Ich hatte mich wahrscheinlich getäuscht, denn gerade, als ich hinter der Theke sauber machte und sah wie der letzte Kunde den Laden verließ, hörte ich das Klingeln, das erklang, wenn jemand den Laden betrat.
»Oh was ein Zufall« James musterte mich und ich schmiss genervt das Handtuch auf die Theke. »Was willst du hier?« Zischte ich drauf los und schaute ihn an. Wieso hatte er vor mich immer weiter zu quälen? Es tat mir doch jetzt schon weh, jeden meiner geliebten Menschen anzulügen. Wieso tat er mir das also an?
»Ich hätte gerne.. einen schwarzen Kaffe ohne Milch, ohne Zucker und 500 Euro.« Meine Augen weiteten sich. »Woher bitte soll ich 500 Euro kriegen?« Sein Blick schweifte zur Kasse und er schaute mich erwartungsvoll an. »Ich kann doch nicht..« fing ich an doch ich sah schon, wie er seine Waffe aus seiner Hose zog. Ich verfluchte gerade innerlich den Elektriker und die kaputte Kamera, die noch immer nichts funktionierte. Ich fand es erstaunlich, dass genau mich dieses Pech traf. Und das genau James ohne Beweise davon kommen könnte, wenn er mich jetzt erschoss. Und das war schon wieder einer dieser Momente, wo ich ihn genau unter die Lupe nahm. Auch wenn seine schönen, braunen Augen gefährlich im Dunkeln glitzerten, konnte ich mir einfach nicht vorstellen, dass er so böse war.
»Doch kannst du. Oder muss ich mich wiederholen?« Fragend schaute ich zu ihm.

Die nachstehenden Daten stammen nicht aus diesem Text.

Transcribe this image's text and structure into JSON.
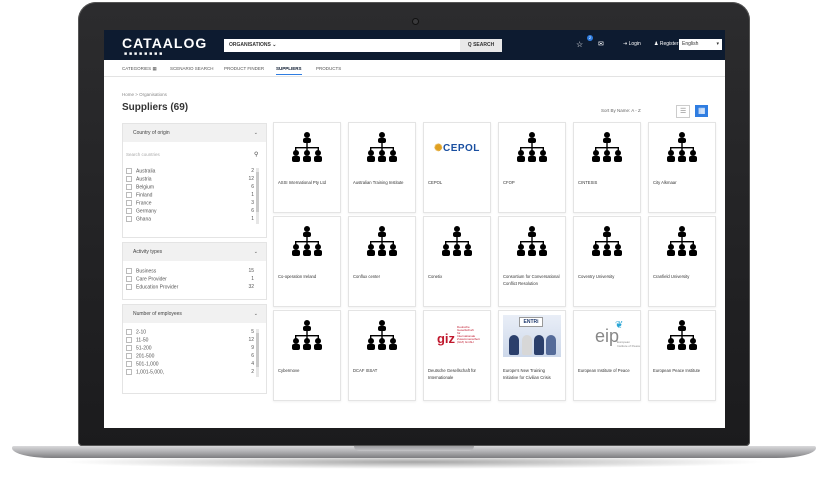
{
  "header": {
    "logo": "CATAALOG",
    "logo_dots": "■■■■■■■■",
    "org_select": "ORGANISATIONS",
    "search_button": "Q SEARCH",
    "notifications_count": "2",
    "login": "Login",
    "register": "Register",
    "language": "English"
  },
  "subnav": {
    "tabs": [
      "CATEGORIES",
      "SCENARIO SEARCH",
      "PRODUCT FINDER",
      "SUPPLIERS",
      "PRODUCTS"
    ],
    "active": "SUPPLIERS"
  },
  "breadcrumb": "Home > Organisations",
  "page_title": "Suppliers (69)",
  "sort": "Sort By Name: A - Z",
  "filters": {
    "country": {
      "title": "Country of origin",
      "search_placeholder": "Search countries",
      "options": [
        {
          "label": "Australia",
          "count": "2"
        },
        {
          "label": "Austria",
          "count": "12"
        },
        {
          "label": "Belgium",
          "count": "6"
        },
        {
          "label": "Finland",
          "count": "1"
        },
        {
          "label": "France",
          "count": "3"
        },
        {
          "label": "Germany",
          "count": "6"
        },
        {
          "label": "Ghana",
          "count": "1"
        }
      ]
    },
    "activity": {
      "title": "Activity types",
      "options": [
        {
          "label": "Business",
          "count": "15"
        },
        {
          "label": "Care Provider",
          "count": "1"
        },
        {
          "label": "Education Provider",
          "count": "32"
        }
      ]
    },
    "employees": {
      "title": "Number of employees",
      "options": [
        {
          "label": "2-10",
          "count": "5"
        },
        {
          "label": "11-50",
          "count": "12"
        },
        {
          "label": "51-200",
          "count": "9"
        },
        {
          "label": "201-500",
          "count": "6"
        },
        {
          "label": "501-1,000",
          "count": "4"
        },
        {
          "label": "1,001-5,000,",
          "count": "2"
        }
      ]
    }
  },
  "suppliers": [
    "ASSI International Pty Ltd",
    "Australian Training Institute",
    "CEPOL",
    "CFOP",
    "CINTESIS",
    "City Alkmaar",
    "Co-operation Ireland",
    "Conflux center",
    "Conetix",
    "Consortium for Conversational Conflict Resolution",
    "Coventry University",
    "Cranfield University",
    "Cybermove",
    "DCAF ISSAT",
    "Deutsche Gesellschaft für Internationale",
    "Europe's New Training Initiative for Civilian Crisis",
    "European Institute of Peace",
    "European Peace Institute"
  ],
  "logos": {
    "cepol": "CEPOL",
    "giz": "giz",
    "giz_small": "Deutsche Gesellschaft für Internationale Zusammenarbeit (GIZ) GmbH",
    "entri": "ENTRi",
    "eip": "eip",
    "eip_small": "European Institute of Peace"
  },
  "colors": {
    "header_bg": "#0d1b30",
    "accent": "#2f7de1"
  }
}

Schaute erwartend in seine Augen um zu erfahren, ob er wirklich so bösartig gewesen ist.
»Ich weiss wo du wohnst und ich werde alle umbringen wenn du nicht das tust was ich sage« merkte er schon zum hundertsten Mal in dieser Woche an und ich wusste es, weil diese Drohungen von ihm mich nachts bis in meine Träume verfolgten.
»Ich kann dich auch ganz einfach verraten James« sagte ich und knallte ihm den Kaffe vor seiner Nase auf den Tisch. »Und dann kommst du dahin wo du hin gehörst« brummte ich während ich erwartend meine Hand ausstreckte um Geld für den Kaffee zu bekommen.
Er lachte auf und griff nach dem Becher. »Aber bis sie mich gefunden haben, war ich schon längst in eurem Laden und habe deine Eltern erschossen.«
Mein Herz sprang fast aus meiner Brust und mit seiner anderen Hand zielte er mit der Waffe wieder auf mir. »Ich warte noch auf meine Bestellung« ich schaute zur Kasse. Ich wusste das er es ernst meinte, und ich musste meine Eltern beschützen, komme was wolle. Ich öffnete sie und gab ihm 500 Euro aus der Kasse. Schockiert über mich selbst, sah ich, dass er die Waffe kein Stück bewegte. Sondern er zielte sie auf die Kamera an der Decke. Ein lauter Knall ertönte, wo zu lauter. Ich tastete mich ab um zu sehen ob ich noch lebte. Aber er hatte die Kamera erschossen, nicht mich. Und ich fragte mich wieso er diesen Aufwand erzeugte, wenn er offensichtlich sah, dass sie nicht einmal funktionierte und von losen kabeln umgeben war.
»Bis dann und grüß deine Eltern von mir. Lockwood müssten sie sicherlich kennen.« Er zwinkerte mir zu und verschwand aus dem Laden. Ich überlegte was ich machen sollte, doch ich wusste das mir nichts übrig blieb, außer die Polizei zu rufen und es so aussehen zu lassen, als wäre das ein Dieb gewesen. Aber wer würde mir abkaufen, dass er nur 500 Euro wollte? Und wer würde mir überhaupt noch glauben, nachdem auch unser Diner ausgeraubt worden ist?
Und das schlimmste an allen war die Tatsache, dass er meine Eltern zu kennen schien.